Nel corso dell’ultima udienza, tenutasi oggi pomeriggio, che vede al centro il contenzioso legale sull’eredità di Gianni Agnelli e Marella Caracciolo in cui sono contrapposti la figlia Margherita e i nipoti John, Lapo e Ginevra Elkann è stato depositato un testamento inedito datato 1998 a firma dell’Avvocato.
Nel testamento Gianni Agnelli specifica: «Lascio a mio figlio Edoardo la mia partecipazione nella società semplice Dicembre pari all’incirca al 25%». Il documento è stato depositato quest’oggi dai legali di Margherita Agnelli.
Successivamente i legali dei tre fratelli Elkann hanno diffuso una nota che recita: «La difesa degli Elkann precisa che il presunto testamento di Gianni Agnelli – contenente disposizioni a favore del figlio Edoardo e prodotto in copia fotostatica solo oggi da Margherita nell’ambito del giudizio civile – non incide in alcun modo né sulla successione Agnelli né sulla successione Caracciolo e quindi sull’assetto proprietario della società Dicembre».

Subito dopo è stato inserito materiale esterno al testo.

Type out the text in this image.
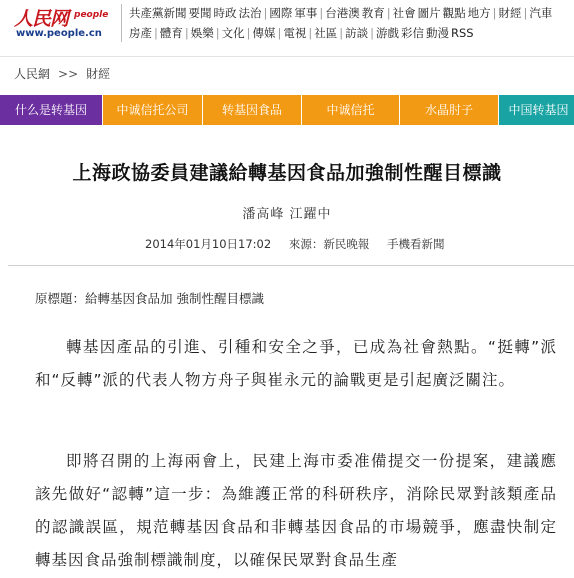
人民网 people
www.people.cn
共產黨新聞 要聞 時政 法治 | 國際 軍事 | 台港澳 教育 | 社會 圖片 觀點 地方 | 財經 | 汽車房產 | 體育 | 娛樂 | 文化 | 傳媒 | 電視 | 社區 | 訪談 | 游戲 彩信 動漫 RSS
人民網 >> 財經
什么是转基因	中诚信托公司	转基因食品	中诚信托	水晶肘子	中国转基因
上海政協委員建議給轉基因食品加強制性醒目標識
潘高峰 江躍中
2014年01月10日17:02 來源：新民晚報 手機看新聞
原標題：給轉基因食品加 強制性醒目標識

轉基因產品的引進、引種和安全之爭，已成為社會熱點。“挺轉”派和“反轉”派的代表人物方舟子與崔永元的論戰更是引起廣泛關注。

即將召開的上海兩會上，民建上海市委准備提交一份提案，建議應該先做好“認轉”這一步：為維護正常的科研秩序，消除民眾對該類產品的認識誤區，規范轉基因食品和非轉基因食品的市場競爭，應盡快制定轉基因食品強制標識制度，以確保民眾對食品生產
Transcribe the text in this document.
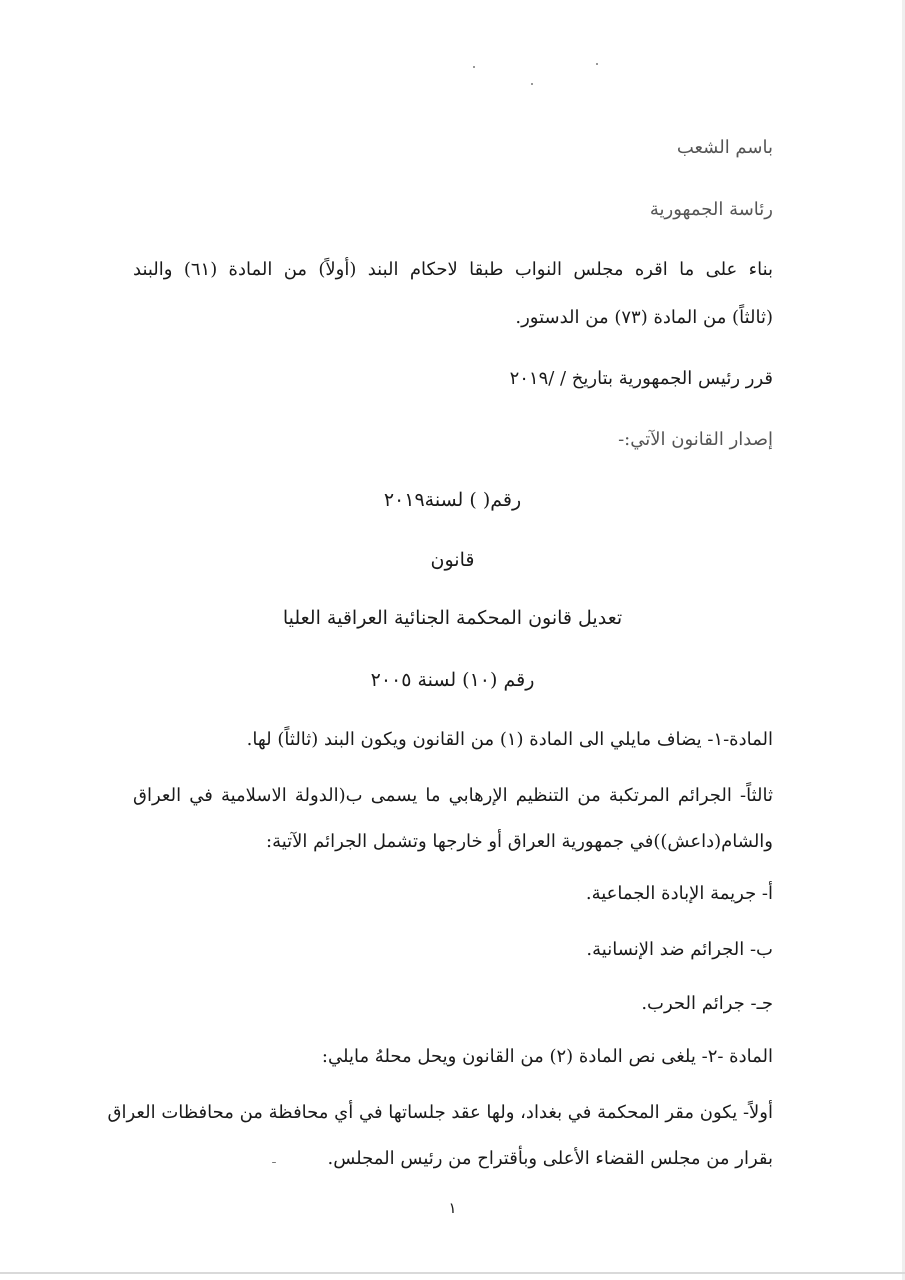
باسم الشعب
رئاسة الجمهورية
بناء على ما اقره مجلس النواب طبقا لاحكام البند (أولاً) من المادة (٦١) والبند
(ثالثاً) من المادة (٧٣) من الدستور.
قرر رئيس الجمهورية بتاريخ / /٢٠١٩
إصدار القانون الآتي:-
رقم( ) لسنة٢٠١٩
قانون
تعديل قانون المحكمة الجنائية العراقية العليا
رقم (١٠) لسنة ٢٠٠٥
المادة-١- يضاف مايلي الى المادة (١) من القانون ويكون البند (ثالثاً) لها.
ثالثاً- الجرائم المرتكبة من التنظيم الإرهابي ما يسمى ب(الدولة الاسلامية في العراق
والشام(داعش))في جمهورية العراق أو خارجها وتشمل الجرائم الآتية:
أ- جريمة الإبادة الجماعية.
ب- الجرائم ضد الإنسانية.
جـ- جرائم الحرب.
المادة -٢- يلغى نص المادة (٢) من القانون ويحل محلهُ مايلي:
أولاً- يكون مقر المحكمة في بغداد، ولها عقد جلساتها في أي محافظة من محافظات العراق
بقرار من مجلس القضاء الأعلى وبأقتراح من رئيس المجلس.
١
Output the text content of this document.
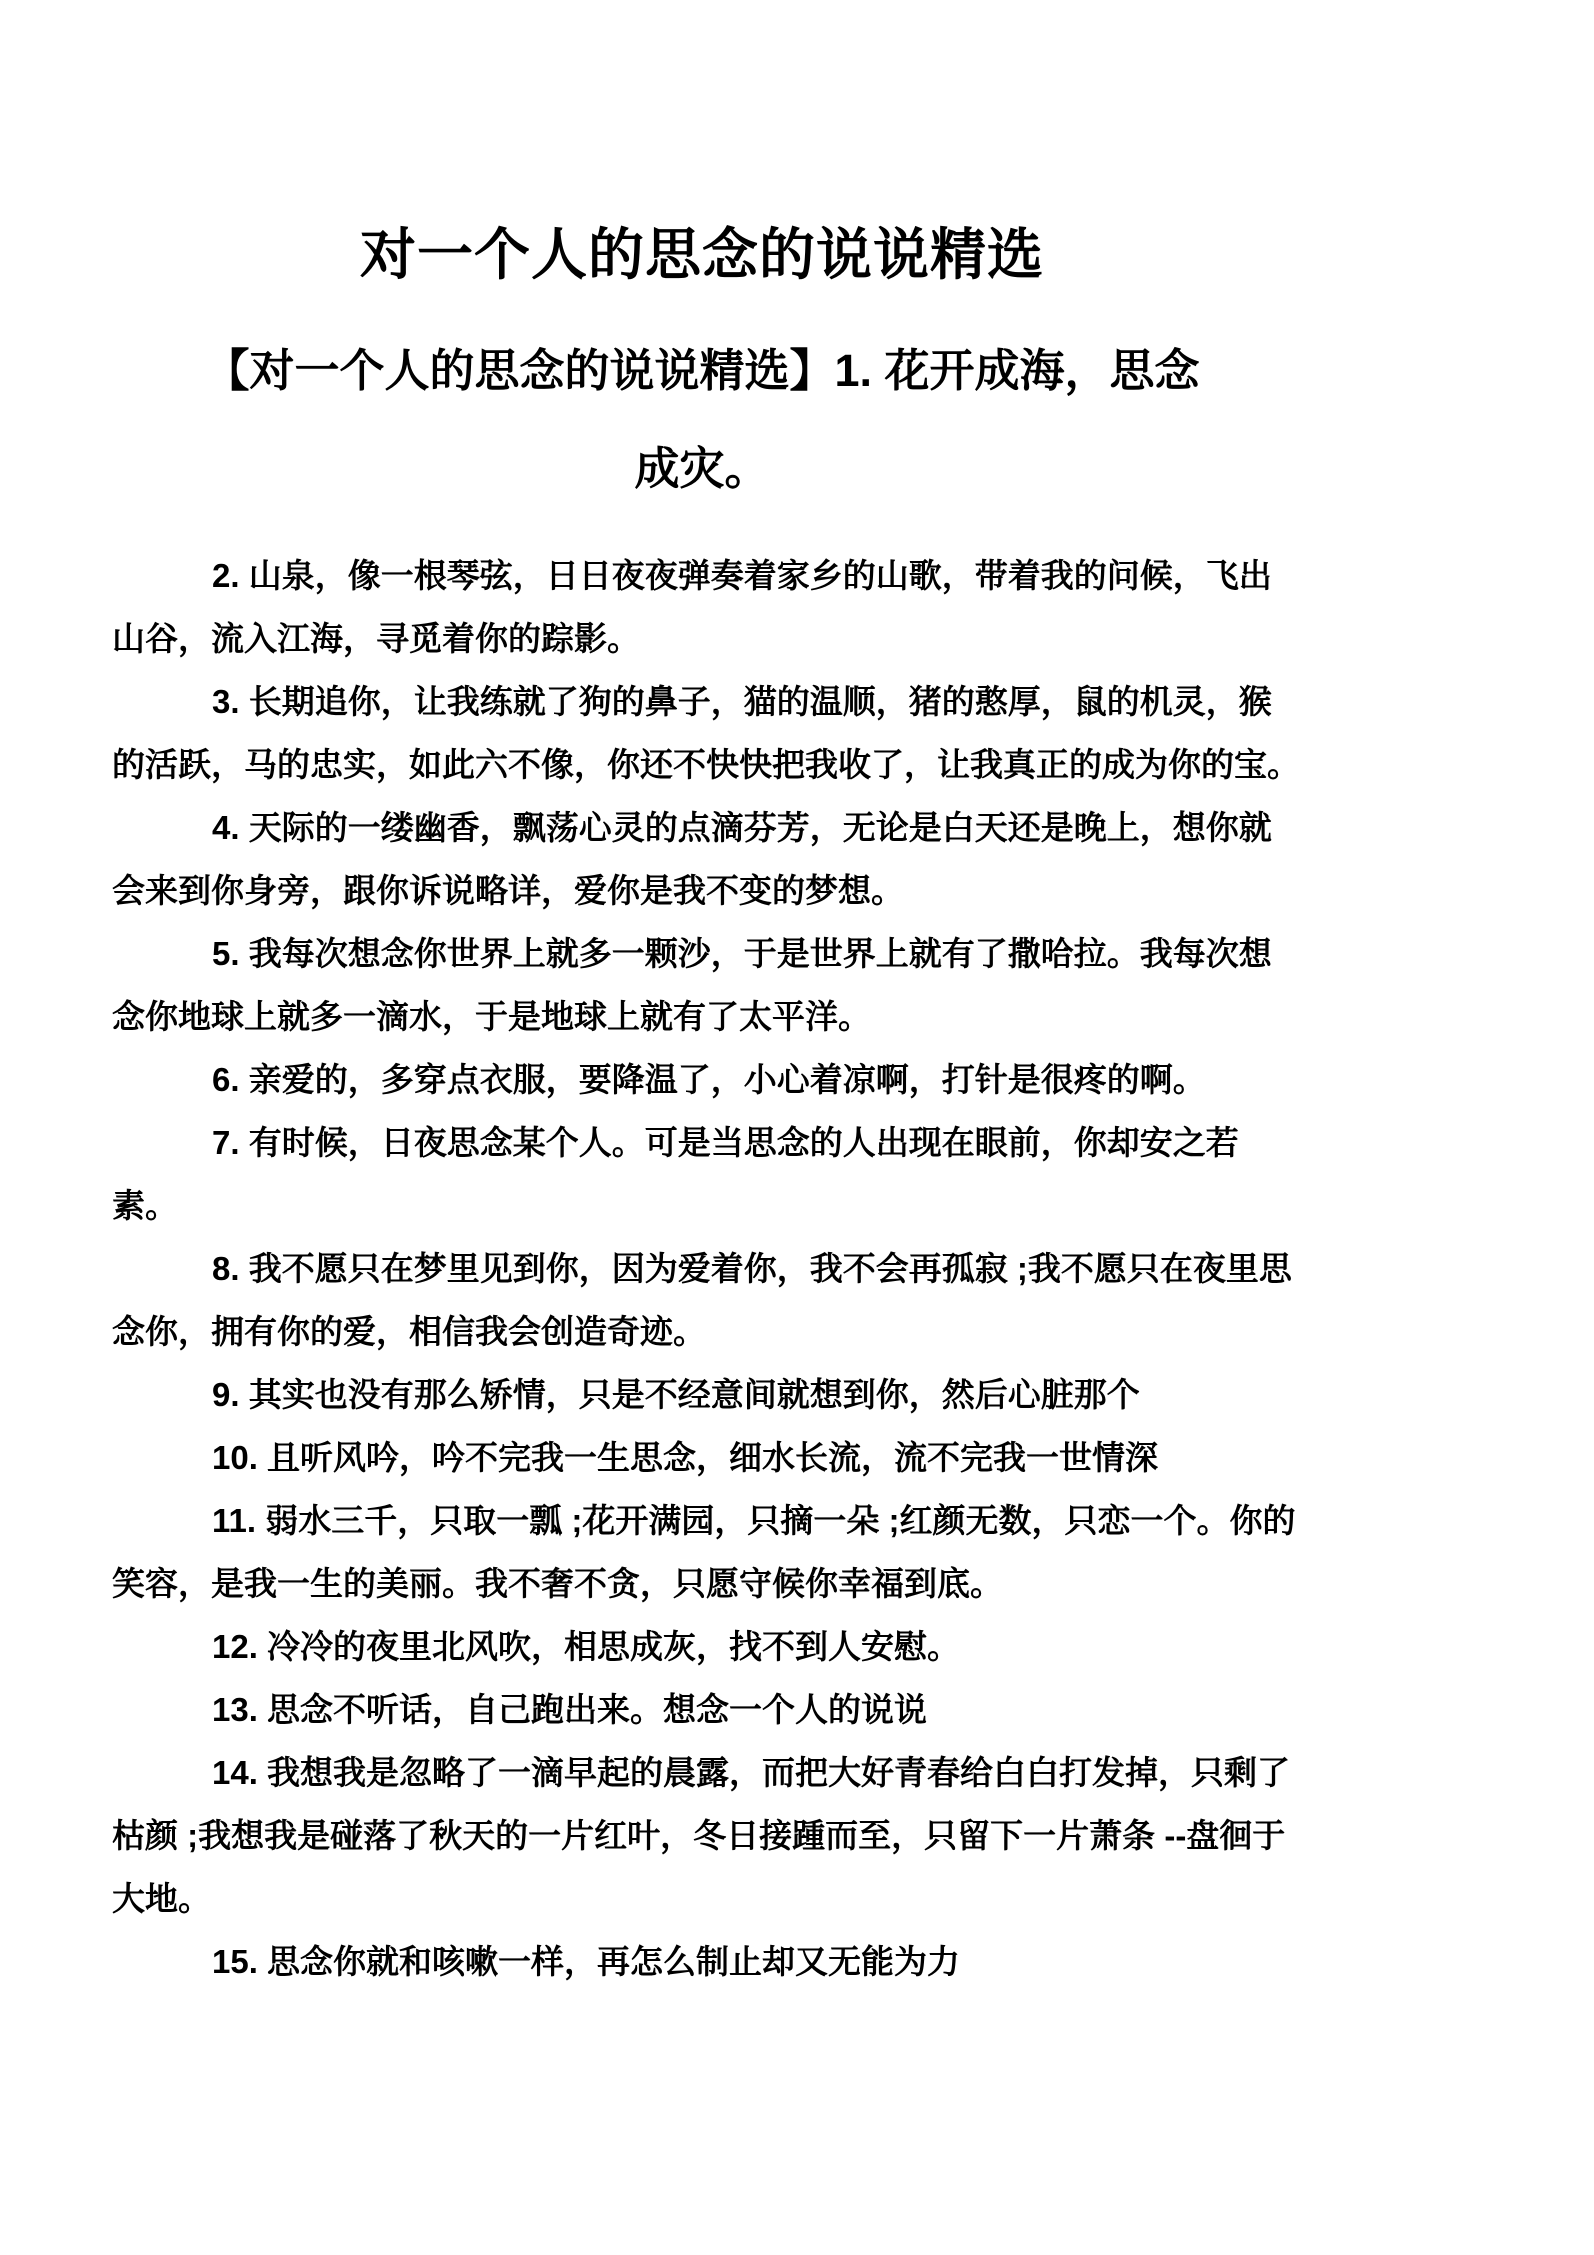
对一个人的思念的说说精选
【对一个人的思念的说说精选】1. 花开成海，思念
成灾。

2. 山泉，像一根琴弦，日日夜夜弹奏着家乡的山歌，带着我的问候，飞出山谷，流入江海，寻觅着你的踪影。

3. 长期追你，让我练就了狗的鼻子，猫的温顺，猪的憨厚，鼠的机灵，猴的活跃，马的忠实，如此六不像，你还不快快把我收了，让我真正的成为你的宝。

4. 天际的一缕幽香，飘荡心灵的点滴芬芳，无论是白天还是晚上，想你就会来到你身旁，跟你诉说略详，爱你是我不变的梦想。

5. 我每次想念你世界上就多一颗沙，于是世界上就有了撒哈拉。我每次想念你地球上就多一滴水，于是地球上就有了太平洋。

6. 亲爱的，多穿点衣服，要降温了，小心着凉啊，打针是很疼的啊。

7. 有时候，日夜思念某个人。可是当思念的人出现在眼前，你却安之若素。

8. 我不愿只在梦里见到你，因为爱着你，我不会再孤寂 ;我不愿只在夜里思念你，拥有你的爱，相信我会创造奇迹。

9. 其实也没有那么矫情，只是不经意间就想到你，然后心脏那个

10. 且听风吟，吟不完我一生思念，细水长流，流不完我一世情深

11. 弱水三千，只取一瓢 ;花开满园，只摘一朵 ;红颜无数，只恋一个。你的笑容，是我一生的美丽。我不奢不贪，只愿守候你幸福到底。

12. 冷冷的夜里北风吹，相思成灰，找不到人安慰。

13. 思念不听话，自己跑出来。想念一个人的说说

14. 我想我是忽略了一滴早起的晨露，而把大好青春给白白打发掉，只剩了枯颜 ;我想我是碰落了秋天的一片红叶，冬日接踵而至，只留下一片萧条 --盘徊于大地。

15. 思念你就和咳嗽一样，再怎么制止却又无能为力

«Al momento del decesso dell’Avvocato, infatti, Edoardo era già scomparso: di conseguenza, le partecipazioni nella Dicembre di proprietà di Gianni Agnelli sono state trasmesse alla moglie Marella e alla figlia Margherita – continuano i legali di John, Lapo e Ginevra Elkann –. La gestione della successione Agnelli è stata poi definita con l’accordo transattivo del febbraio 2004, a seguito del quale Margherita è definitivamente uscita dal capitale della Dicembre, avendo peraltro ritenuto in quel momento la Fiat un’azienda destinata al fallimento. Inoltre, trascorsi oltre 20 anni dalla morte di Gianni Agnelli, qualsiasi pretesa di terzi sul di lui patrimonio sarebbe in ogni caso estinta. L’iniziativa del legale di Margherita appare dunque più rivolta a generare confusione mediatica che a un rigoroso approfondimento giuridico delle norme applicabili».